Transfer Pricing Adjustment and VAT: New Guidance from the CJEU

The Court of Justice of the European Union (CJEU), in its ruling in the Arcomet case, shed light on an important issue: certain transfer pricing adjustments cannot be approached solely from an accounting perspective, as they may often qualify as VAT-taxable services.

What was at the heart of the case?

In this case, a parent company was not merely a financial investor but actively participated in the operations of its subsidiary: it provided strategic guidance, took part in negotiations, and made financing decisions. At the end of the year, the parties adjusted the subsidiary’s results based on a true-up mechanism to align with market levels.

The key question was: can this adjustment be considered as remuneration for a VAT-taxable service?

The CJEU’s Position

According to the ruling, in certain cases, yes. The Court emphasized:

  • Where the parent company performs actual, contractually defined tasks, the true-up amount is essentially the fee for a service;
  • The fact that the exact amount is not known in advance is not a disqualifying factor, as an objective and transparent formula (e.g., TNMM range) ensures a direct link between the consideration and the service;
  • Transfer pricing analysis alone is not sufficient: it must always be examined whether a service was actually provided between the parties.

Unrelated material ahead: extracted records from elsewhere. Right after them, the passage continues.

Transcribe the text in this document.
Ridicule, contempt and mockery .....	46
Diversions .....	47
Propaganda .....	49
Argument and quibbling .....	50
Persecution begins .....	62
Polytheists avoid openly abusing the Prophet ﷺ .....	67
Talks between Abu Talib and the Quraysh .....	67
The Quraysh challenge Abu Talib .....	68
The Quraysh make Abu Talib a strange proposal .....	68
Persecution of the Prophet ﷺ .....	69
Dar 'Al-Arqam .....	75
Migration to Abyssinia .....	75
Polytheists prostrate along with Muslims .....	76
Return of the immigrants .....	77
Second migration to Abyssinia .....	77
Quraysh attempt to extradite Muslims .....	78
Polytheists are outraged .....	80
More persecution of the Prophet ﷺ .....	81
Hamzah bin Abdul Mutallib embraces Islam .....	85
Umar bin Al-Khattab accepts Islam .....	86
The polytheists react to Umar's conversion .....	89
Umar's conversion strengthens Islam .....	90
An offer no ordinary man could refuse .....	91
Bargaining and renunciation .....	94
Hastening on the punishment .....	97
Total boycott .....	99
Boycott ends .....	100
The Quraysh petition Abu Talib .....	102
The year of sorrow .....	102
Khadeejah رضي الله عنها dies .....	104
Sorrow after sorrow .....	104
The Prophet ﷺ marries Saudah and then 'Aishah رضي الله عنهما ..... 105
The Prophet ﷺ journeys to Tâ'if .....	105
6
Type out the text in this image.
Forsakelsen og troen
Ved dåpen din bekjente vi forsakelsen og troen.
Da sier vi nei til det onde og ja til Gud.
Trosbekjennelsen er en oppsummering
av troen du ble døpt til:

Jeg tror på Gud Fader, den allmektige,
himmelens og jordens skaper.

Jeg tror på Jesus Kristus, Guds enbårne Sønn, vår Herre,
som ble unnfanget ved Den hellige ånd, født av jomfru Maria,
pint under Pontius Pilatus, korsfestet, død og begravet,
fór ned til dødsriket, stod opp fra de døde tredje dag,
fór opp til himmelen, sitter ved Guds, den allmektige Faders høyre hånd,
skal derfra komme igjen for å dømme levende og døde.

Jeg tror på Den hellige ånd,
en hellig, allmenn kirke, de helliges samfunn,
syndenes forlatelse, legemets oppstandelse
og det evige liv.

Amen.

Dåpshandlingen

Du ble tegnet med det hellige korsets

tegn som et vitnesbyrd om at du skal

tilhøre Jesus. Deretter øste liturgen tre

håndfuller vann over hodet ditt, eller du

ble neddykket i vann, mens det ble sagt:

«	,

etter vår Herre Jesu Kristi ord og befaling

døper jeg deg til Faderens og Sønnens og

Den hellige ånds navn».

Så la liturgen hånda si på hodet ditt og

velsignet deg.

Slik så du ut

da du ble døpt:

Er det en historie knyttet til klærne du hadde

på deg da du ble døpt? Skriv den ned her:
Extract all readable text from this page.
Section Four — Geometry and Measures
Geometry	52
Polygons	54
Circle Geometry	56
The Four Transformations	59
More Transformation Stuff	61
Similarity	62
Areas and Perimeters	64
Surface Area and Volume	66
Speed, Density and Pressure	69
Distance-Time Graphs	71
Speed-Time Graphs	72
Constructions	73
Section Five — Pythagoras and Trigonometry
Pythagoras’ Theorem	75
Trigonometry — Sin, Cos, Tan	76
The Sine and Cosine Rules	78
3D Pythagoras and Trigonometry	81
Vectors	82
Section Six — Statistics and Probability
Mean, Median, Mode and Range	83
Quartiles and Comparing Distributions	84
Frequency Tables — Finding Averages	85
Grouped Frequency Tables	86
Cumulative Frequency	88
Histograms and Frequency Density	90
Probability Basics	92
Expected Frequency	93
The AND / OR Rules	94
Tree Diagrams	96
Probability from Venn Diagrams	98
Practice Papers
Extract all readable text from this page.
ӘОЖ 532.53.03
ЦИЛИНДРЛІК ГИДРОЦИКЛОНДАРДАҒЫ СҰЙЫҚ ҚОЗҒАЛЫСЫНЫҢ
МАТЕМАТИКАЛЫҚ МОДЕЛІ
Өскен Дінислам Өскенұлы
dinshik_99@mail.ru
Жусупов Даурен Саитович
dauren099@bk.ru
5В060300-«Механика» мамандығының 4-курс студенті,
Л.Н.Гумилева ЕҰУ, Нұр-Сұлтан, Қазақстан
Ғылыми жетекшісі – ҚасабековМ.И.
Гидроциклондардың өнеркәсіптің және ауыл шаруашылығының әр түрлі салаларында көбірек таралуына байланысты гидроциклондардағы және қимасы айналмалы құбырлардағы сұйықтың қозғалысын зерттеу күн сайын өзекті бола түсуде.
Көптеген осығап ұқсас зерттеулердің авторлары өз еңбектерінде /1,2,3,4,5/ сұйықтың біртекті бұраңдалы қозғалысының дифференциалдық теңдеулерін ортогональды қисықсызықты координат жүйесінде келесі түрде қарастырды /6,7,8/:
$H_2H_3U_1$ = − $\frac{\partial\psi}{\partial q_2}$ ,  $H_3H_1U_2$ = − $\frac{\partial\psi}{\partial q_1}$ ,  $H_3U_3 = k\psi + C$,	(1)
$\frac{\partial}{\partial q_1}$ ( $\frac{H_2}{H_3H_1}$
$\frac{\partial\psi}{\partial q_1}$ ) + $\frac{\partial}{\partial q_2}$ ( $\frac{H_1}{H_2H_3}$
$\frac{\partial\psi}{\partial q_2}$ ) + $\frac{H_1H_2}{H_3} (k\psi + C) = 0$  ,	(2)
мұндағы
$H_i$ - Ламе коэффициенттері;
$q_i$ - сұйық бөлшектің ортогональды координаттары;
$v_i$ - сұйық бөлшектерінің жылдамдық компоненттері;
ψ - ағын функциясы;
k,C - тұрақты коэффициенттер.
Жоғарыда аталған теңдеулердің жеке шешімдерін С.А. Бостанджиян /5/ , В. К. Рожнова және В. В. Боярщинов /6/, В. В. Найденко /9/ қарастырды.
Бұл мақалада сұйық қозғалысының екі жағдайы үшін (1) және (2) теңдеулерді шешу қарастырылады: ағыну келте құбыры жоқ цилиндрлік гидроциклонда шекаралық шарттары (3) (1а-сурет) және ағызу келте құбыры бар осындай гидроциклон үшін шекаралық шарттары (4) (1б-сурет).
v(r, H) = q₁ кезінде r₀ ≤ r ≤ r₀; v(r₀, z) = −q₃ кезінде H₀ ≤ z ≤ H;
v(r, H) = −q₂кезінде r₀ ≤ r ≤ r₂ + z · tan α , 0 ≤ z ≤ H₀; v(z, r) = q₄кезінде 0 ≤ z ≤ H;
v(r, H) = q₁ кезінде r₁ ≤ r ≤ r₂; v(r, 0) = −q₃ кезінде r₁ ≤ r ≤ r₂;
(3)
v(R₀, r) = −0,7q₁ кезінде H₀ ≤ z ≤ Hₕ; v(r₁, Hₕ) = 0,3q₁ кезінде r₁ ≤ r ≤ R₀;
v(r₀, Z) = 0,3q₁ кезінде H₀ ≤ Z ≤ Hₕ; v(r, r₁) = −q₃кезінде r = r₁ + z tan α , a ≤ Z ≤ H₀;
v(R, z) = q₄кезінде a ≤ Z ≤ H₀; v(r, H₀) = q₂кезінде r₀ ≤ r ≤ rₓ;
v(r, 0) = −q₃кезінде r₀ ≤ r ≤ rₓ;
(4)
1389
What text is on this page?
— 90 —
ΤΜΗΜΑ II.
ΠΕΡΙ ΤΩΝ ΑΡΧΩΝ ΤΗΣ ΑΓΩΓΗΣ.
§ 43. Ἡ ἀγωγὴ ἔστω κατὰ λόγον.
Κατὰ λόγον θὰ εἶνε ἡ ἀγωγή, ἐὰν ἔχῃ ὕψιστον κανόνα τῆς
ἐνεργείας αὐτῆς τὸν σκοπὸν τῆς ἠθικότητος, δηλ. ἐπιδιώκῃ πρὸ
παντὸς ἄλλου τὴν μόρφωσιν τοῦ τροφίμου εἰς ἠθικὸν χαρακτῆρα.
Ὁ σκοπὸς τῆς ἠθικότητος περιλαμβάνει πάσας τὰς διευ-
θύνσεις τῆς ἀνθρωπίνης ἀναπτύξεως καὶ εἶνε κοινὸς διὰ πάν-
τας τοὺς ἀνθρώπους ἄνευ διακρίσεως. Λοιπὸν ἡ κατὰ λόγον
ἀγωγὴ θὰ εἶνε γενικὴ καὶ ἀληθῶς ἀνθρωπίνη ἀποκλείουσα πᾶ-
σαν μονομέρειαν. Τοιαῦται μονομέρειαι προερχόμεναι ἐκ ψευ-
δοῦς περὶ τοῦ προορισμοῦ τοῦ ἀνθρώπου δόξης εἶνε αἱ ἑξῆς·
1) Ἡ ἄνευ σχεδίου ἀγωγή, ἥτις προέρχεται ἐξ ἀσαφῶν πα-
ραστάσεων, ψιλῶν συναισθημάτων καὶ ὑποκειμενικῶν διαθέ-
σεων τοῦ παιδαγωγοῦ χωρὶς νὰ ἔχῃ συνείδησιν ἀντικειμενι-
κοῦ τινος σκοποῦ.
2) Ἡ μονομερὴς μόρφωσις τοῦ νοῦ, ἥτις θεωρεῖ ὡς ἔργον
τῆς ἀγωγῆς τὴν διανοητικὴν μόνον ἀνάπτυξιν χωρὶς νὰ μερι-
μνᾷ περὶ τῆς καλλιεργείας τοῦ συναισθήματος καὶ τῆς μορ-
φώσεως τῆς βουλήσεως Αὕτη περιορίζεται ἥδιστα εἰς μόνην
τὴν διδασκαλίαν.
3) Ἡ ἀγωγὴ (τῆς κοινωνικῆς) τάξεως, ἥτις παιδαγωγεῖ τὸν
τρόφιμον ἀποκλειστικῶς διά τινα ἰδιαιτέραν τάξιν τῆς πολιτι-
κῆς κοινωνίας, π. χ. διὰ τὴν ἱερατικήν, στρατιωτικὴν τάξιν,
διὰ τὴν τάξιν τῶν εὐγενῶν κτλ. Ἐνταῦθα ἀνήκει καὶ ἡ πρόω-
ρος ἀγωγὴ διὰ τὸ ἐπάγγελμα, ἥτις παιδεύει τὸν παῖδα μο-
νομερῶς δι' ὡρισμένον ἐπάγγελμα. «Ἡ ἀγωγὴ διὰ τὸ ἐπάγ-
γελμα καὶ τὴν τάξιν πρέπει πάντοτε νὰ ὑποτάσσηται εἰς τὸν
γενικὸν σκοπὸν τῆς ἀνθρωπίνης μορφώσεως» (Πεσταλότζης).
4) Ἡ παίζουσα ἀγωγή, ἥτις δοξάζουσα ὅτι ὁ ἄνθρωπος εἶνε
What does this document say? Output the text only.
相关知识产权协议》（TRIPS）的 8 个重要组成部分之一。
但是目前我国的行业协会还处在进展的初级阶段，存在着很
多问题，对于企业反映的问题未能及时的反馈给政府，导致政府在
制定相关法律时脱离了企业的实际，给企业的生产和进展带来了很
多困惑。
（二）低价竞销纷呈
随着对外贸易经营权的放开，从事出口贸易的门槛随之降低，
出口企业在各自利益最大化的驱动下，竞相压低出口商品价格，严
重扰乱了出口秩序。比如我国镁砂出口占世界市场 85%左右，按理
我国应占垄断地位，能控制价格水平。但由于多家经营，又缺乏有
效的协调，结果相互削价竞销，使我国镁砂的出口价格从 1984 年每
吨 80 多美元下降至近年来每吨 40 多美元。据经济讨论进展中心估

What does this mean in practice?

If the adjustment qualifies as a VAT-taxable service, affected companies must:

  • Issue or amend invoices accordingly;
  • Document that the service genuinely supported taxable business activities;
  • Be prepared to bear the burden of proof – the tax authority may examine how and to what extent the service benefited the company’s operations.

Not all true-ups trigger VAT liability

The ruling also warns: not every transfer pricing adjustment results in a VAT obligation. For example:

  • If the parent company operates as a passive holding without providing substantive services;
  • If the parties merely perform a tax base correction without actual payment;
  • Or if the true-up in certain years works in the opposite direction (the service provider pays), these do not create VAT liability.

What should companies do now?

The key takeaway from the ruling: transfer pricing and VAT treatment cannot be separated. Therefore, any company required to prepare transfer pricing documentation or that applies year-end adjustments should review its contracts, accounting records, and invoicing processes.

It is advisable to assess whether the true-up reflects an actual service provided for consideration, and to develop documentation and invoicing practices accordingly. This is not only important for legal compliance but also to defend the company’s position effectively in the event of a tax audit.